A Method is one other name for a function that specifically uses information from a selected Object or Class. On this case the .from_pretrained method uses information from the Class and the model_id to create a brand new model object.

  1. Create a tokenizer object and cargo the tokenizer
  • To load the tokenizer you now must create a tokenizer object. To do that again pass the model_id as an argument into the .from_pretrained method on the AutoTokenizer Class.
  • Note there are some additional arguments, for the needs of this instance they aren’t vital to know so we won’t explain them.
tokenizer = AutoTokenizer.from_pretrained(model_id, add_eos_token=True, padding_side='left')



What’s a tokenizer?

A tokenizer is a tool that splits sentences into smaller pieces of text (tokens) and assigns each token a numeric value called an input id. This is required because our model only understands numbers, so we first must convert (a.k.a encode) the text right into a format the model can understand. Each model has it’s own tokenizer vocabulary, it’s vital to make use of the identical tokenizer that the model was trained on or it’ll misinterpret the text.

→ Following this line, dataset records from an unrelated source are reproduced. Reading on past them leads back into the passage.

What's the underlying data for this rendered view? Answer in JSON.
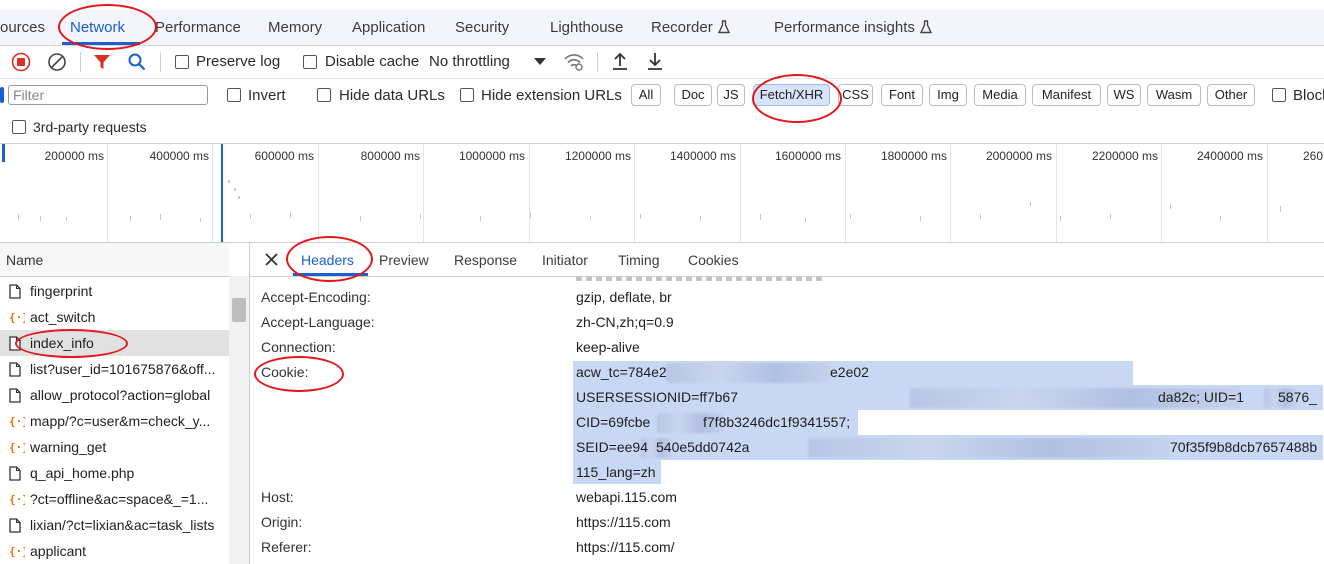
{
  "tabbar": {
    "tabs": [
      {
        "label": "ources"
      },
      {
        "label": "Network"
      },
      {
        "label": "Performance"
      },
      {
        "label": "Memory"
      },
      {
        "label": "Application"
      },
      {
        "label": "Security"
      },
      {
        "label": "Lighthouse"
      },
      {
        "label": "Recorder"
      },
      {
        "label": "Performance insights"
      }
    ]
  },
  "toolbar": {
    "preserve_log": "Preserve log",
    "disable_cache": "Disable cache",
    "throttling": "No throttling"
  },
  "filterbar": {
    "filter_placeholder": "Filter",
    "invert": "Invert",
    "hide_data_urls": "Hide data URLs",
    "hide_extension_urls": "Hide extension URLs",
    "types": [
      "All",
      "Doc",
      "JS",
      "Fetch/XHR",
      "CSS",
      "Font",
      "Img",
      "Media",
      "Manifest",
      "WS",
      "Wasm",
      "Other"
    ],
    "block": "Block",
    "third_party": "3rd-party requests"
  },
  "timeline": {
    "ticks": [
      "200000 ms",
      "400000 ms",
      "600000 ms",
      "800000 ms",
      "1000000 ms",
      "1200000 ms",
      "1400000 ms",
      "1600000 ms",
      "1800000 ms",
      "2000000 ms",
      "2200000 ms",
      "2400000 ms",
      "260"
    ]
  },
  "requests": {
    "column_name": "Name",
    "rows": [
      {
        "name": "fingerprint",
        "kind": "doc"
      },
      {
        "name": "act_switch",
        "kind": "xhr"
      },
      {
        "name": "index_info",
        "kind": "doc"
      },
      {
        "name": "list?user_id=101675876&off...",
        "kind": "doc"
      },
      {
        "name": "allow_protocol?action=global",
        "kind": "doc"
      },
      {
        "name": "mapp/?c=user&m=check_y...",
        "kind": "xhr"
      },
      {
        "name": "warning_get",
        "kind": "xhr"
      },
      {
        "name": "q_api_home.php",
        "kind": "doc"
      },
      {
        "name": "?ct=offline&ac=space&_=1...",
        "kind": "xhr"
      },
      {
        "name": "lixian/?ct=lixian&ac=task_lists",
        "kind": "doc"
      },
      {
        "name": "applicant",
        "kind": "xhr"
      }
    ]
  },
  "details": {
    "tabs": [
      "Headers",
      "Preview",
      "Response",
      "Initiator",
      "Timing",
      "Cookies"
    ],
    "headers": [
      {
        "name": "Accept-Encoding:",
        "value": "gzip, deflate, br"
      },
      {
        "name": "Accept-Language:",
        "value": "zh-CN,zh;q=0.9"
      },
      {
        "name": "Connection:",
        "value": "keep-alive"
      },
      {
        "name": "Cookie:",
        "value": "acw_tc=784e2"
      }
    ],
    "cookie_lines": {
      "l1_end": "e2e02",
      "l2_start": "USERSESSIONID=ff7b67",
      "l2_end": "da82c; UID=1",
      "l2_tail": "5876_",
      "l3_start": "CID=69fcbe",
      "l3_end": "f7f8b3246dc1f9341557;",
      "l4_start": "SEID=ee94",
      "l4_mid": "540e5dd0742a",
      "l4_end": "70f35f9b8dcb7657488b",
      "l5": "115_lang=zh"
    },
    "headers_after": [
      {
        "name": "Host:",
        "value": "webapi.115.com"
      },
      {
        "name": "Origin:",
        "value": "https://115.com"
      },
      {
        "name": "Referer:",
        "value": "https://115.com/"
      }
    ]
  },
  "colors": {
    "accent": "#1a5fd0",
    "annotation": "#e5161b",
    "selection": "#c8d8f4"
  }
}
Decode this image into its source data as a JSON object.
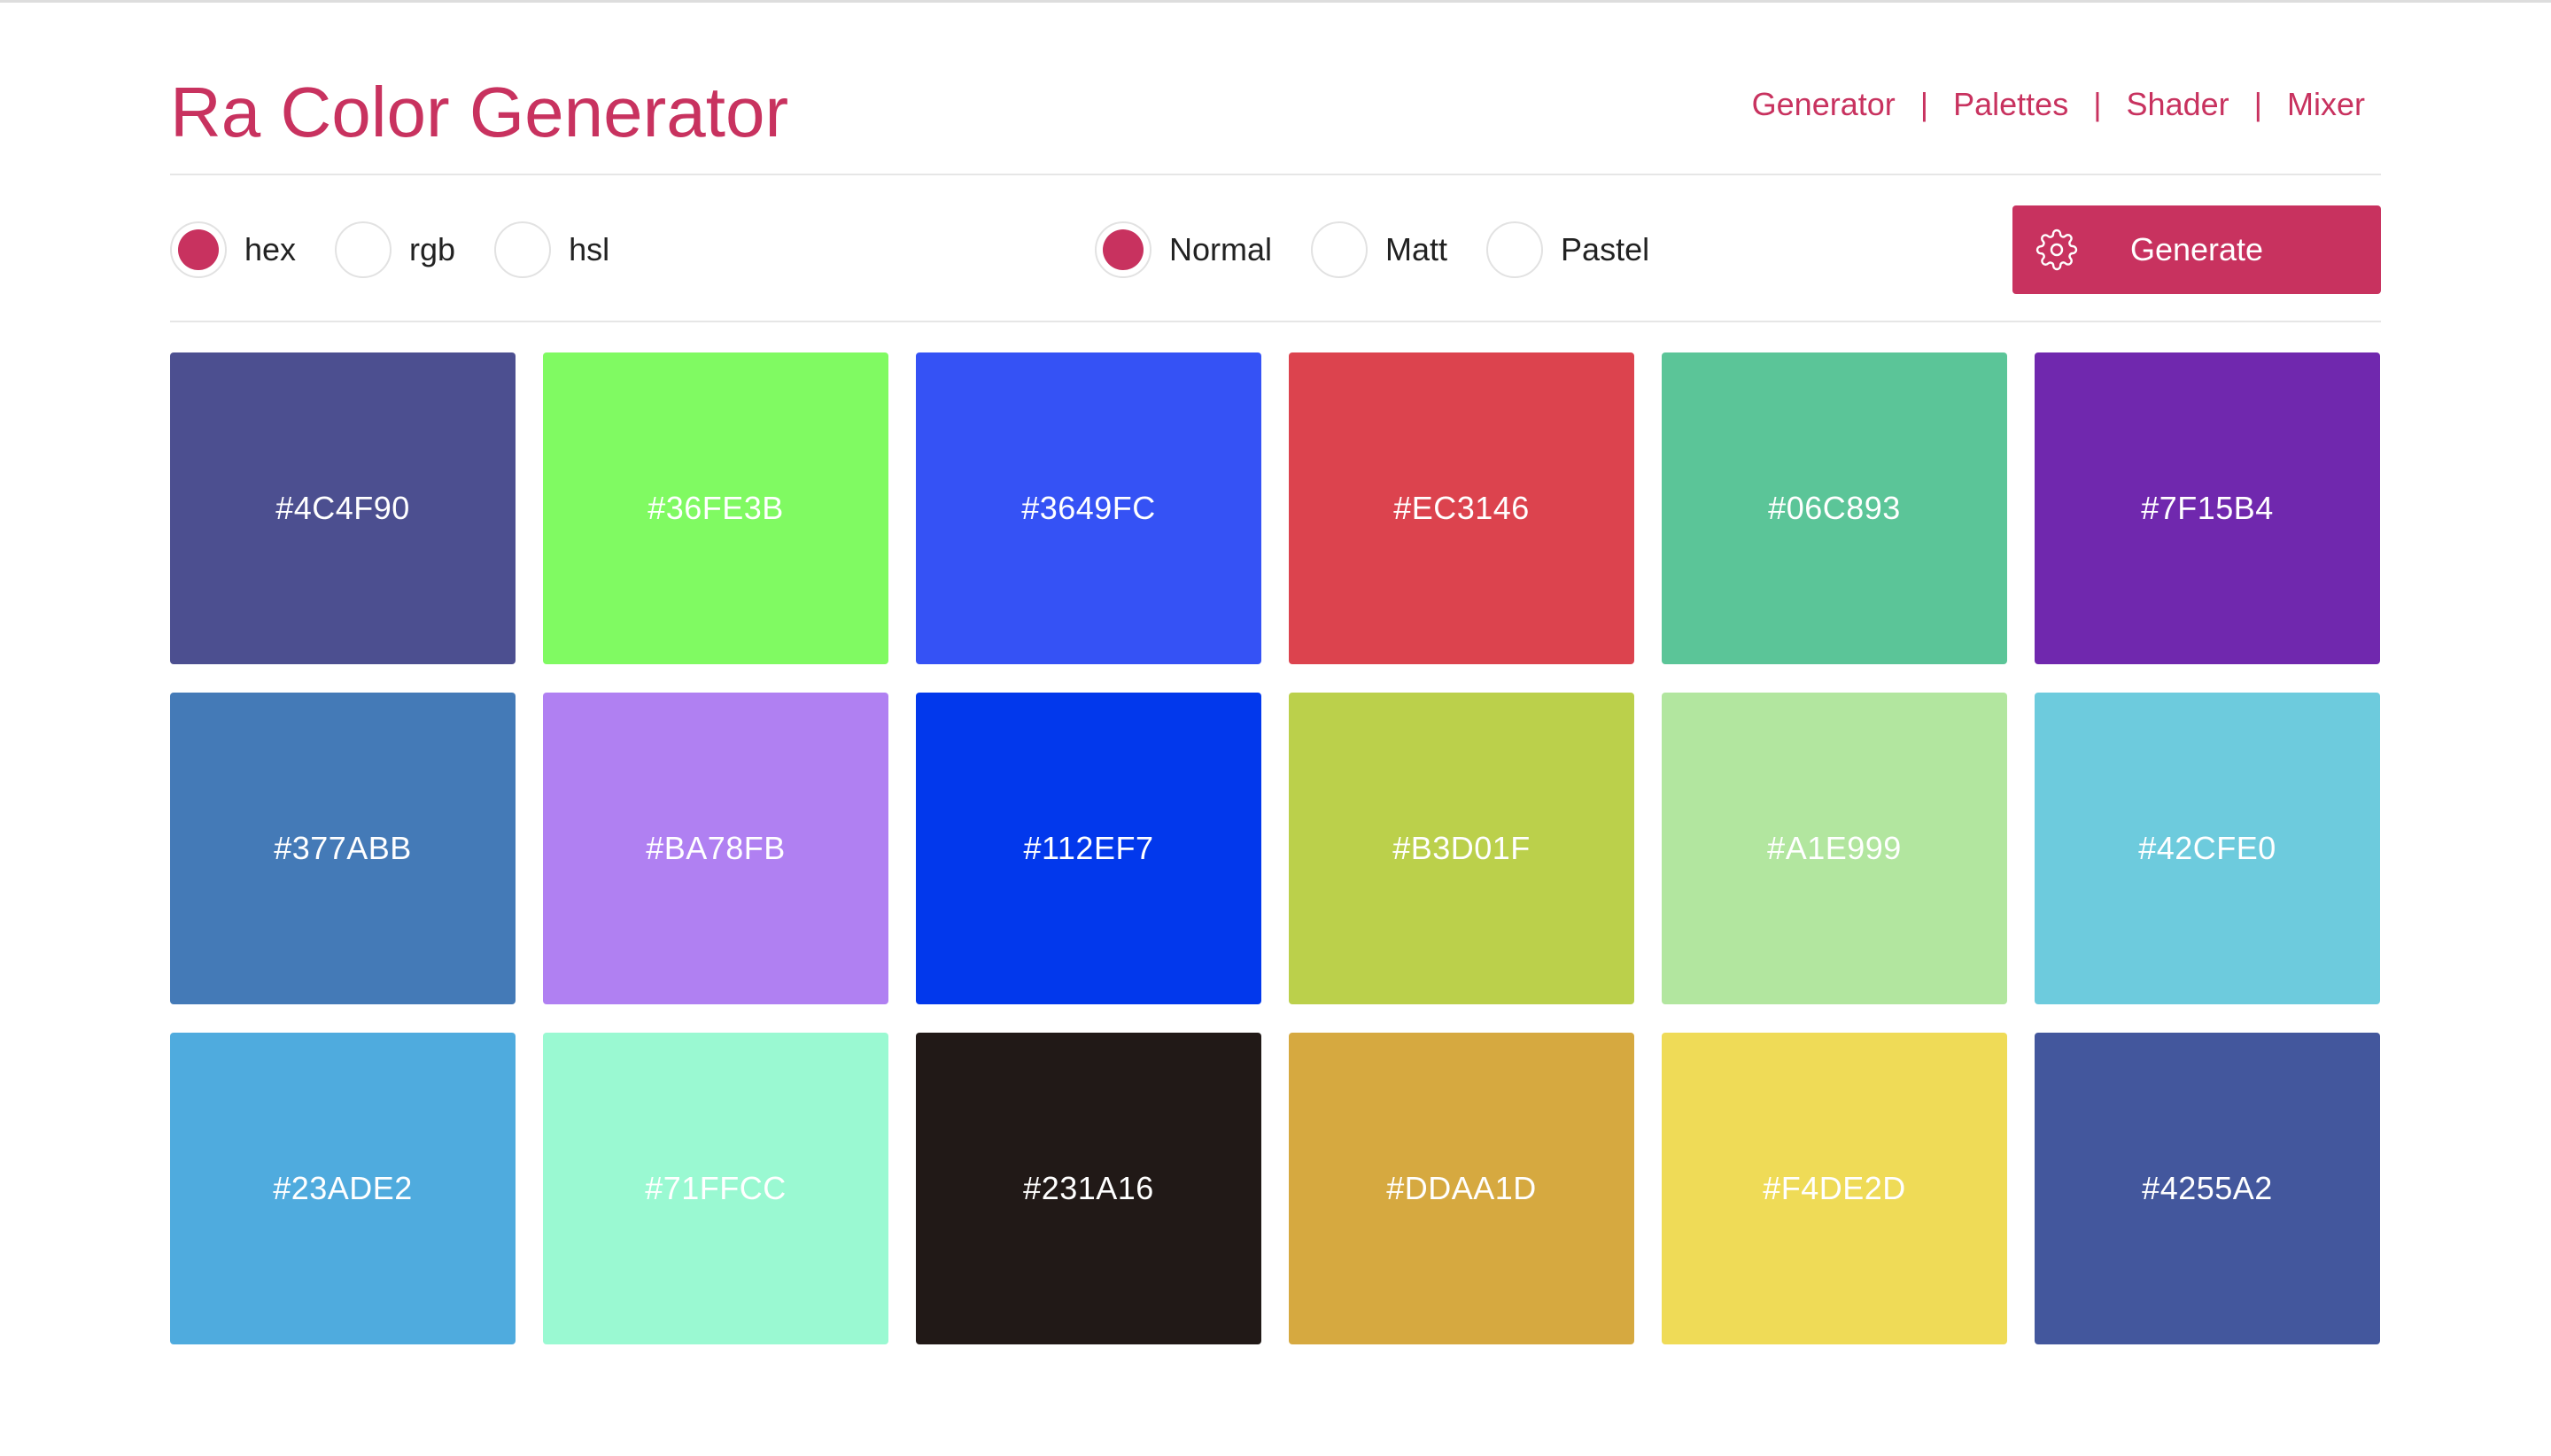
{
  "header": {
    "title": "Ra Color Generator",
    "nav": [
      {
        "label": "Generator"
      },
      {
        "label": "Palettes"
      },
      {
        "label": "Shader"
      },
      {
        "label": "Mixer"
      }
    ],
    "separator": "|"
  },
  "format_options": [
    {
      "label": "hex",
      "checked": true
    },
    {
      "label": "rgb",
      "checked": false
    },
    {
      "label": "hsl",
      "checked": false
    }
  ],
  "style_options": [
    {
      "label": "Normal",
      "checked": true
    },
    {
      "label": "Matt",
      "checked": false
    },
    {
      "label": "Pastel",
      "checked": false
    }
  ],
  "generate_button": {
    "label": "Generate",
    "icon": "gear-icon"
  },
  "colors": {
    "accent": "#C8325F"
  },
  "swatches": [
    {
      "label": "#4C4F90",
      "color": "#4C4F90"
    },
    {
      "label": "#36FE3B",
      "color": "#80FA62"
    },
    {
      "label": "#3649FC",
      "color": "#3552F5"
    },
    {
      "label": "#EC3146",
      "color": "#DC434E"
    },
    {
      "label": "#06C893",
      "color": "#5BC598"
    },
    {
      "label": "#7F15B4",
      "color": "#7028AE"
    },
    {
      "label": "#377ABB",
      "color": "#447AB7"
    },
    {
      "label": "#BA78FB",
      "color": "#B080F2"
    },
    {
      "label": "#112EF7",
      "color": "#0238EC"
    },
    {
      "label": "#B3D01F",
      "color": "#BBD04B"
    },
    {
      "label": "#A1E999",
      "color": "#B2E69F"
    },
    {
      "label": "#42CFE0",
      "color": "#6DCBDD"
    },
    {
      "label": "#23ADE2",
      "color": "#4FABDE"
    },
    {
      "label": "#71FFCC",
      "color": "#9AF9D2"
    },
    {
      "label": "#231A16",
      "color": "#211917"
    },
    {
      "label": "#DDAA1D",
      "color": "#D6A940"
    },
    {
      "label": "#F4DE2D",
      "color": "#EFDB57"
    },
    {
      "label": "#4255A2",
      "color": "#43579D"
    }
  ]
}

  1. Create the inputs for the model to process
  • Define a brand new variable input_text that can take the prompt you need to give the model. On this case I asked “Who’re you?” but you may select whatever you like.
  • Pass the brand new variable as an argument to the tokenizer object to create the input_ids
  • Pass a second argument to the tokenizer object, return_tensors="pt", this ensures the token_id is represented as the proper type of vector for the model version we’re using (i.e. in Pytorch not Tensorflow)
input_text = "Who're you?"
input_ids = tokenizer(input_text, return_tensors="pt")
  1. Run generation and decode the output
  • Now the input in the appropriate format we’d like to pass it into the model, we do that by calling the .generate method on the model object passing the input_ids as an argument and assigning it to a brand new variable outputs. We also set a second argument max_new_tokens equal to 100, this limts the variety of tokens the model will generate.
  • The outputs usually are not human readable yet, to return them to text we must decode the output. We will do that with the .decode method and saving that to the variable decoded_outputs
  • Finally, passing the decoded_output variable into the print function allows us to see the model output in our notebook.
  • Optional: Pass the outputs variable into the print function to see how they compare to the decoded outputs
outputs = model.generate(input_ids["input_ids"], max_new_tokens=100)
decoded_outputs = tokenizer.decode(outputs[0])
print(decoded_outputs)



Why do I want to decode?

Models only understand numbers, so once we provided our input_ids as vectors it returned an output in the identical format. To return those outputs to text we’d like to reverse the initial encoding we did using the tokenizer.



Why does the output read like a story?

Do not forget that Phi-2 is a base model that hasn’t been instruction tuned for conversational uses, as such it’s effectively a large auto-complete model. Based in your input it’s predicting what it thinks is most definitely to return next based on all the online pages, books and other content it has seen previously.

Congratulations, you’ve got run inference in your very first LLM!

I hope that working through this instance helped you to higher understand the world of open-source ML. If you need to proceed your ML learning journey, I like to recommend the recent Hugging Face course we released in partnership with DeepLearning AI.